In previous research, Finkelstein found that, while the introduction of Medicare substantially reduced health-care costs borne by seniors, it not only failed to reduce significantly mortality among the elderly but also was responsible for an enormous increase in hospital costs. Her assessment of a lottery expanding Medicaid to low-income adults was similarly sobering: while enrollment served to reduce out-of-pocket costs and increased the use of medical services, it yielded no significant improvement in measurable physical health outcomes.

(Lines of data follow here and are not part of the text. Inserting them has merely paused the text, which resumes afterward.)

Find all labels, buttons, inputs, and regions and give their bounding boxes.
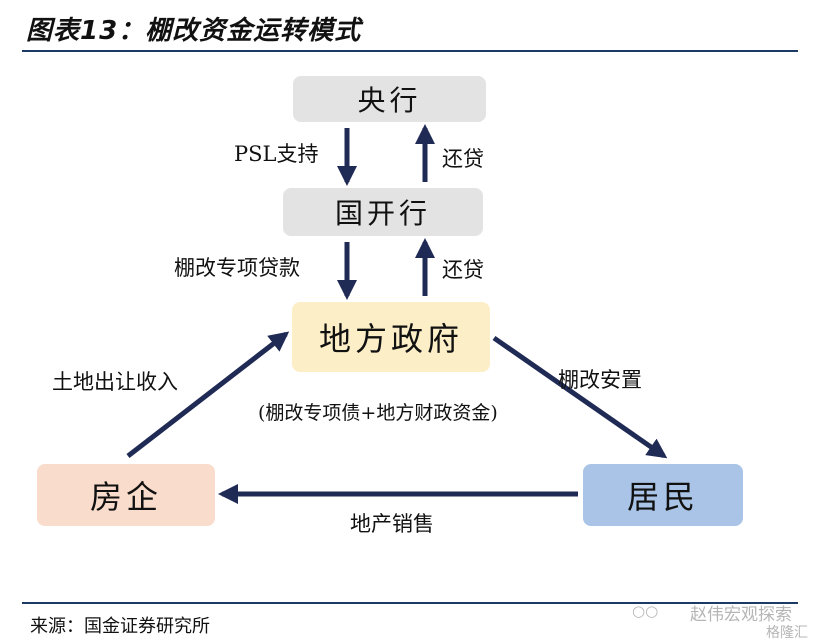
arrow-resettlement [492, 335, 668, 459]
label-psl-support: PSL支持 [234, 142, 319, 166]
node-cdb: 国开行 [283, 188, 483, 236]
label-shantytown-loan: 棚改专项贷款 [174, 256, 300, 280]
label-repay-cdb: 还贷 [442, 258, 484, 282]
label-property-sales: 地产销售 [350, 512, 434, 536]
figure-title: 图表13：棚改资金运转模式 [26, 16, 362, 46]
watermark-site: 格隆汇 [766, 625, 808, 641]
node-residents: 居民 [583, 464, 743, 526]
label-land-transfer: 土地出让收入 [52, 370, 178, 394]
arrow-land-transfer [126, 331, 290, 458]
bottom-rule [22, 602, 798, 604]
label-resettlement: 棚改安置 [558, 368, 642, 392]
wechat-icon: ○○ [632, 602, 659, 620]
watermark: ○○ 赵伟宏观探索 格隆汇 [632, 600, 812, 641]
top-rule [22, 50, 798, 52]
node-central-bank: 央行 [293, 76, 486, 122]
source-note: 来源：国金证券研究所 [30, 616, 210, 637]
node-local-gov: 地方政府 [292, 302, 490, 372]
label-funding-note: (棚改专项债+地方财政资金) [258, 402, 498, 424]
label-repay-central: 还贷 [442, 147, 484, 171]
watermark-account: 赵伟宏观探索 [690, 605, 792, 625]
node-developer: 房企 [37, 464, 215, 526]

She estimated that every dollar spent on the program was worth only 50 cents to beneficiaries, and that 60 percent of expenditures merely served to compensate hospitals and physicians for medical care that they had already been providing.
In coauthored studies, Finkelstein and Einav found that the Affordable Care Act did little to reduce Americans’ risk of losing health insurance, while its Medicare payment reforms served mostly to “generate inefficient transfers to hospitals.” Assessing the response of low-income households to ACA-style subsidies, they concluded that half of them would not purchase insurance even if taxpayers picked up 75 percent of the cost.
Health disparities between rich and poor … are mostly due to living conditions and lifestyles, and that the degree of health inequality in the United States is similar to that in single-payer countries like Norway or Sweden. Furthermore, they note that America’s uninsured currently “receive about four fifths of the medical care they would get if they were insured,” but “pay for only about twenty cents on the dollar for that medical care.”